室温下で、2分間の乾燥後、銀色のラメ粉末(ダイヤ工業社製、ダイヤモンドピースH−55UC、平均粒度150μm)をふりかけ、ティッシュペーパーで押圧した後、余剰のラメ粉末を刷毛で落としたところ、腕上には高輝度かつ高隠蔽性の銀色の描線が残った。
【0028】
〔実施例3〕
上記実施例1における、O/W型エマルション樹脂30%を下記のエマルション樹脂30%に置換えた他は実施例1と同配合で混合撹拌し塗布液を得た。
O/W型エマルション樹脂 30.0質量%
〔ニカゾール MH−6010、日本カーバイド社製、(アクリレーツ/アクリル酸エチルヘキシル)コポリマー、固形分量58%〕
この塗布液を上述の傾斜式ボールタック測定法で、タック性を測定したところ、ボールナンバーが2であった。

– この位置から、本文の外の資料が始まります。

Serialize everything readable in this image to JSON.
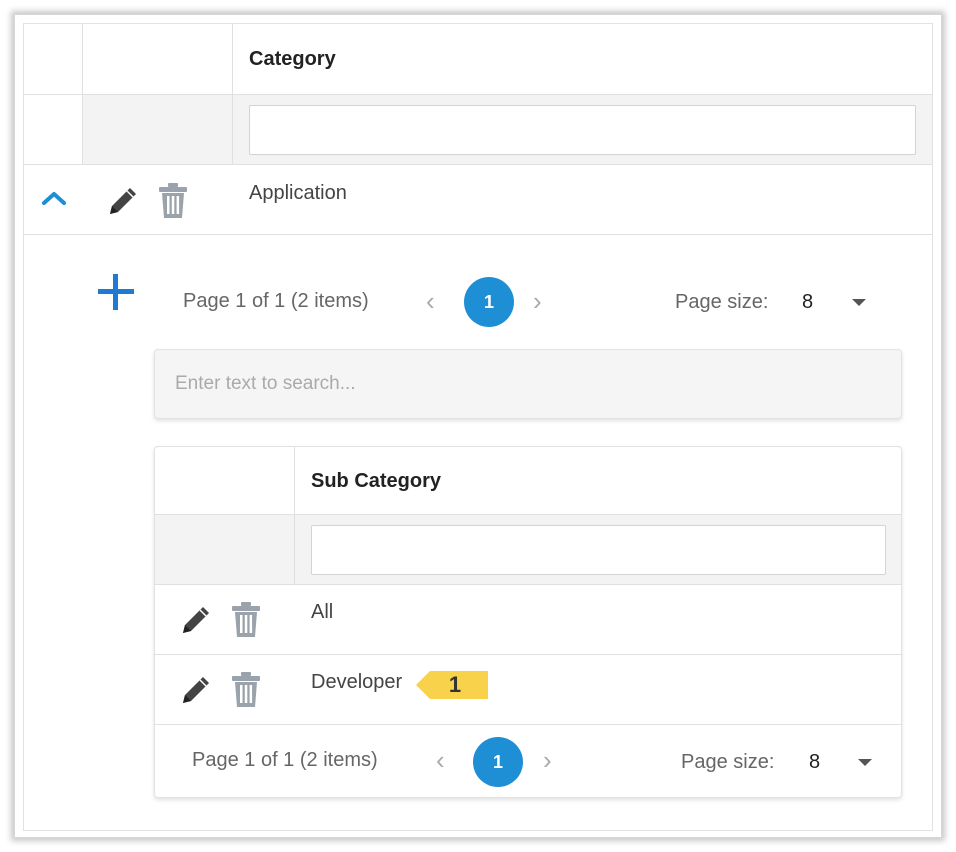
{
  "main_grid": {
    "header": {
      "category_label": "Category"
    },
    "filter": {
      "category_value": ""
    },
    "rows": [
      {
        "category": "Application",
        "expanded": true
      }
    ]
  },
  "detail": {
    "toolbar": {
      "pager": {
        "summary": "Page 1 of 1 (2 items)",
        "current_page": "1",
        "page_size_label": "Page size:",
        "page_size_value": "8"
      }
    },
    "search": {
      "placeholder": "Enter text to search..."
    },
    "subgrid": {
      "header": {
        "sub_category_label": "Sub Category"
      },
      "filter": {
        "sub_category_value": ""
      },
      "rows": [
        {
          "sub_category": "All"
        },
        {
          "sub_category": "Developer"
        }
      ],
      "pager": {
        "summary": "Page 1 of 1 (2 items)",
        "current_page": "1",
        "page_size_label": "Page size:",
        "page_size_value": "8"
      }
    }
  },
  "annotation": {
    "callout_number": "1",
    "callout_color": "#f8d24a"
  },
  "colors": {
    "accent": "#1e8fd5",
    "add_icon": "#1e7ad2"
  }
}
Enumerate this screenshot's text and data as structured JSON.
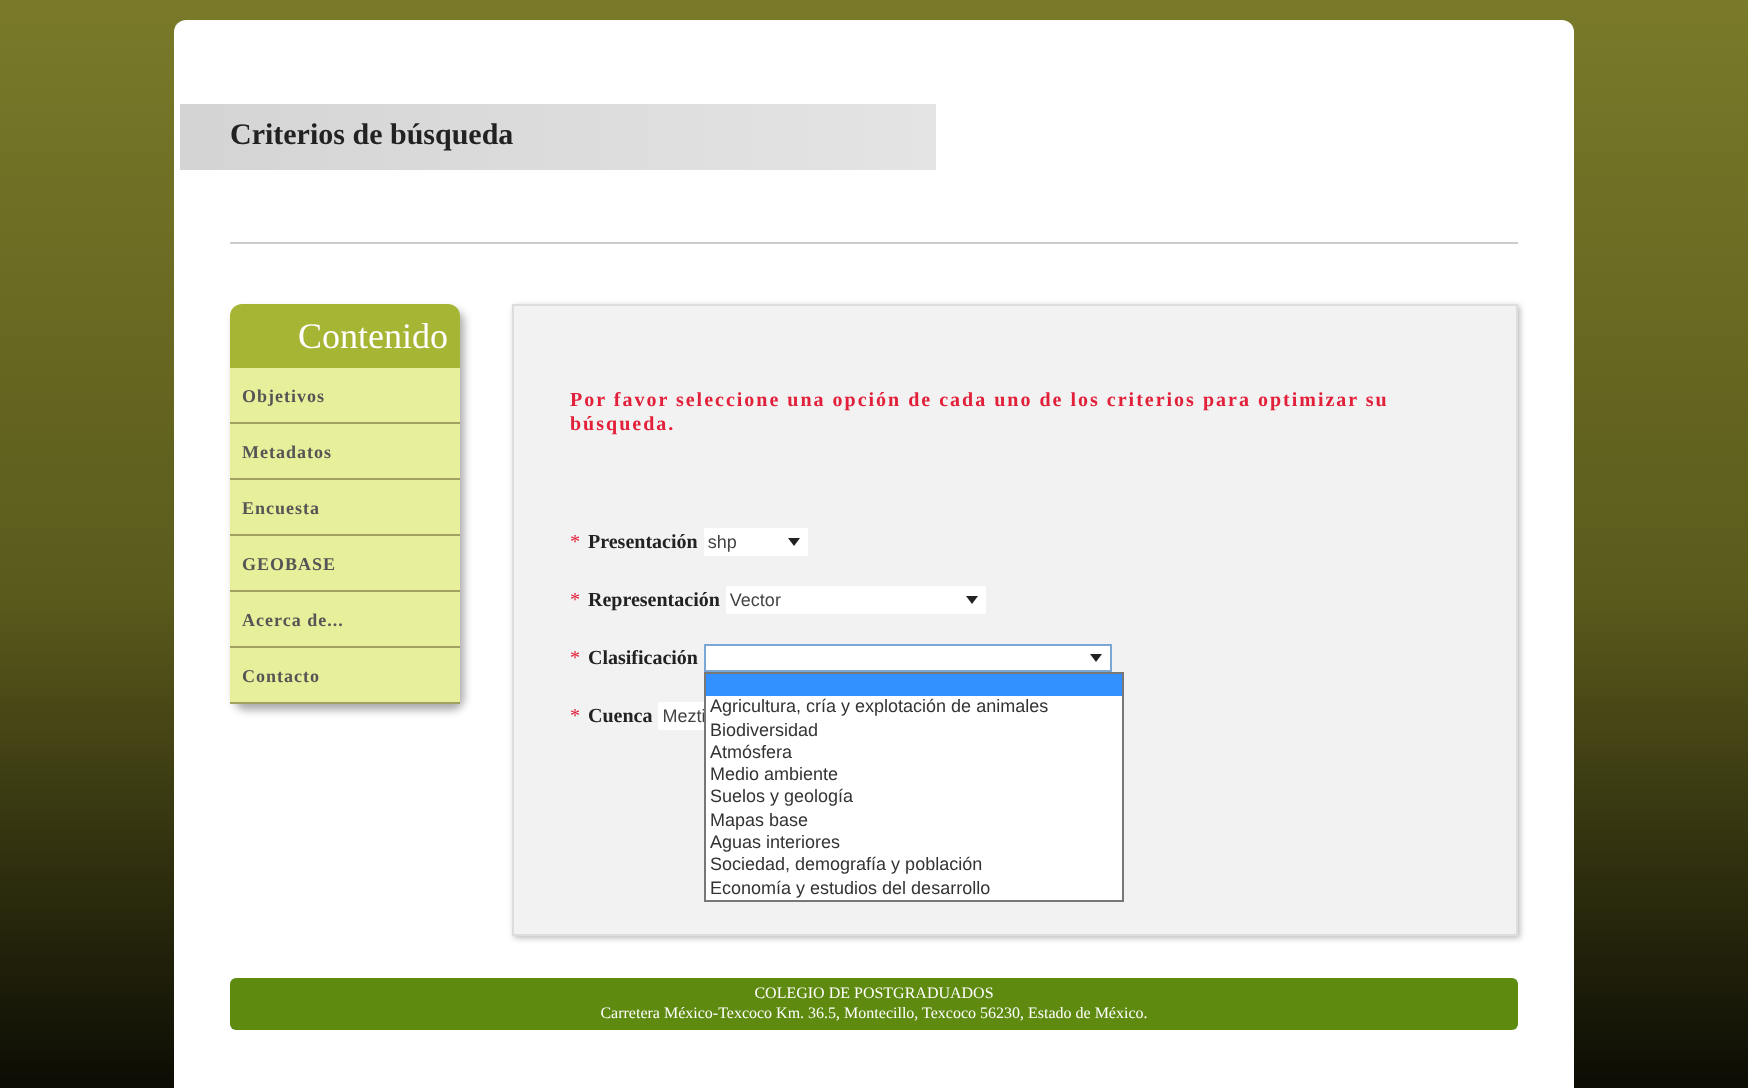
{
  "page_title": "Criterios de búsqueda",
  "sidebar": {
    "title": "Contenido",
    "items": [
      {
        "label": "Objetivos"
      },
      {
        "label": "Metadatos"
      },
      {
        "label": "Encuesta"
      },
      {
        "label": "GEOBASE"
      },
      {
        "label": "Acerca de..."
      },
      {
        "label": "Contacto"
      }
    ]
  },
  "notice": "Por favor seleccione una opción de cada uno de los criterios para optimizar su búsqueda.",
  "fields": [
    {
      "required": "*",
      "label": "Presentación",
      "value": "shp",
      "expanded": false
    },
    {
      "required": "*",
      "label": "Representación",
      "value": "Vector",
      "expanded": false
    },
    {
      "required": "*",
      "label": "Clasificación",
      "expanded": true,
      "options": [
        {
          "selected": true
        },
        {
          "label": "Agricultura, cría y explotación de animales",
          "selected": false
        },
        {
          "label": "Biodiversidad",
          "selected": false
        },
        {
          "label": "Atmósfera",
          "selected": false
        },
        {
          "label": "Medio ambiente",
          "selected": false
        },
        {
          "label": "Suelos y geología",
          "selected": false
        },
        {
          "label": "Mapas base",
          "selected": false
        },
        {
          "label": "Aguas interiores",
          "selected": false
        },
        {
          "label": "Sociedad, demografía y población",
          "selected": false
        },
        {
          "label": "Economía y estudios del desarrollo",
          "selected": false
        }
      ]
    },
    {
      "required": "*",
      "label": "Cuenca",
      "value": "Mezti",
      "expanded": false
    }
  ],
  "footer": {
    "title": "COLEGIO DE POSTGRADUADOS",
    "address": "Carretera México-Texcoco Km. 36.5, Montecillo, Texcoco 56230, Estado de México."
  }
}
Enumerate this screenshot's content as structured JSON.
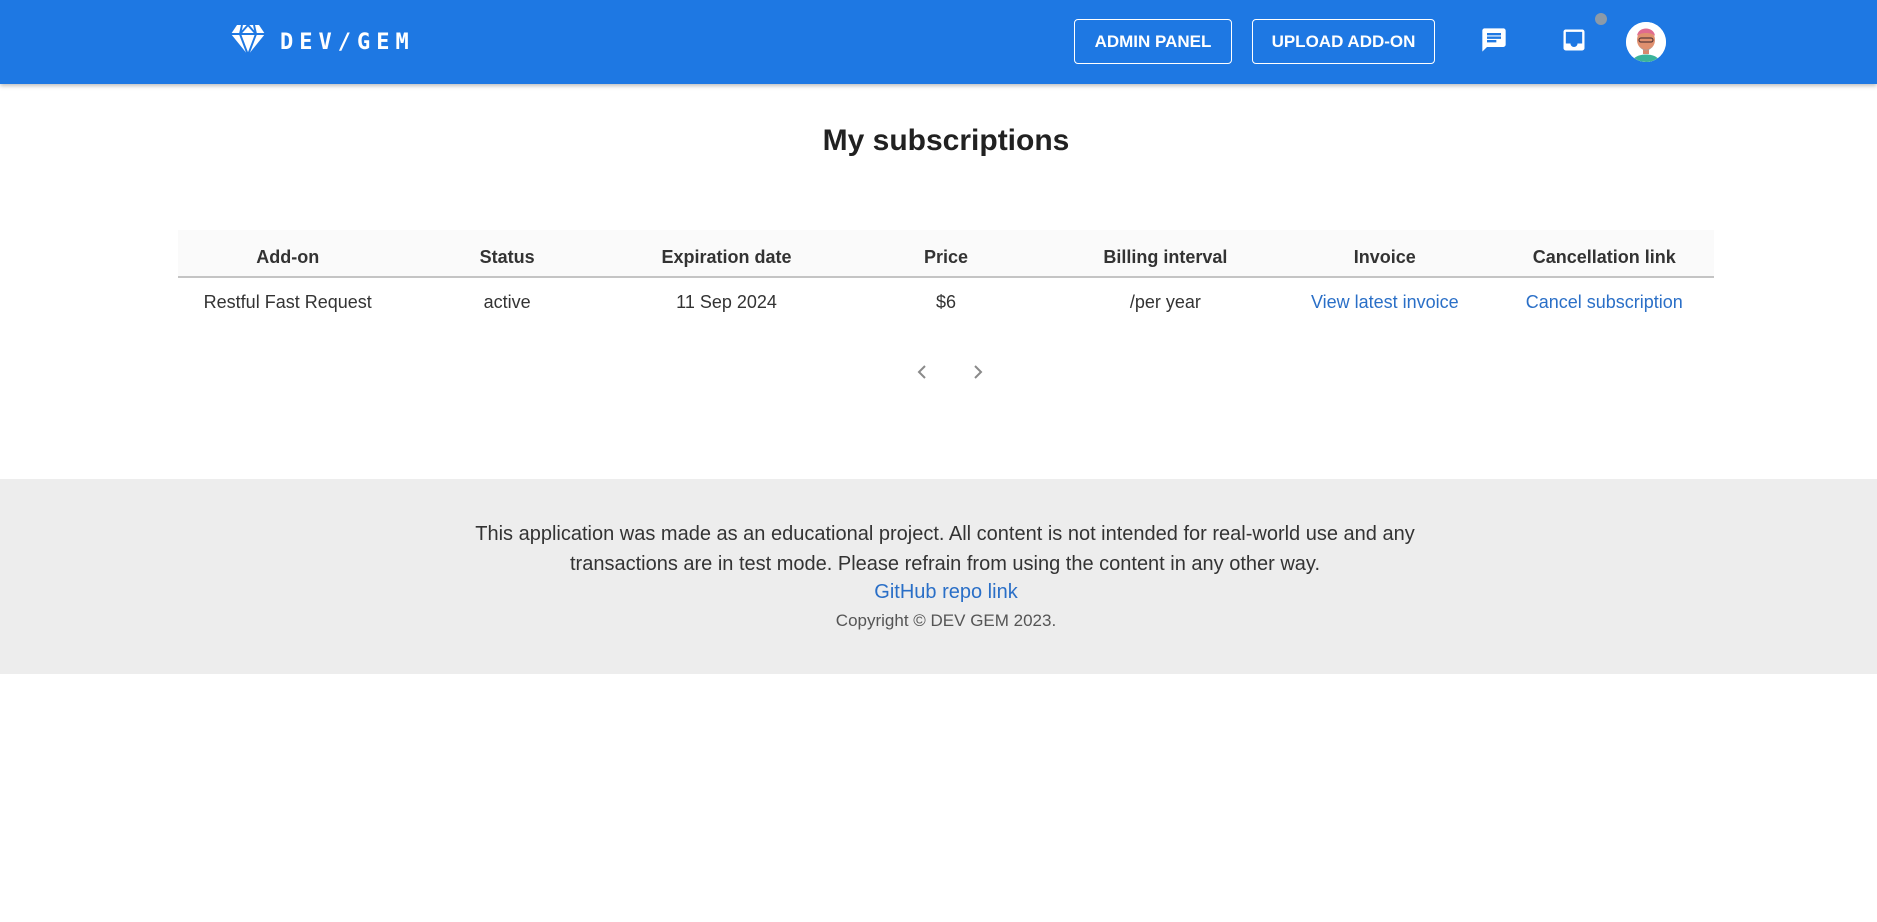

実施例1と同様にこの塗布液をバルブ機構を介し先端にポリアセタール樹脂からなるペン型の塗布先が設けられた
図1に示す容器に充填し塗布具を作製した。
次に、塗布液をペン型の塗布先から出しながら腕上に任意の図柄を描いた。
室温下で、2分間の乾燥後、金色の転写箔(村田金箔社製、コールド箔NSA−6)を押圧しゆっくり剥がしたところ、腕上には高輝度かつ高隠蔽性の金色描線が転写された。
【0029】
〔実施例4〕
上記実施例1における、O/W型エマルション樹脂30%を下記のエマルション樹脂30%に置換えた他は実施例1と同配合で混合撹拌し塗布液を得た。
O/W型エマルション樹脂 30.0質量%
〔ニカゾール TS−620、日本カーバイド社製、(アクリレーツ/アクリル酸エチルヘキシル)コポリマー、固形分量58%〕
この塗布液を上述の傾斜式ボールタック測定法で、タック性を測定したところ、ボールナンバーが2であった。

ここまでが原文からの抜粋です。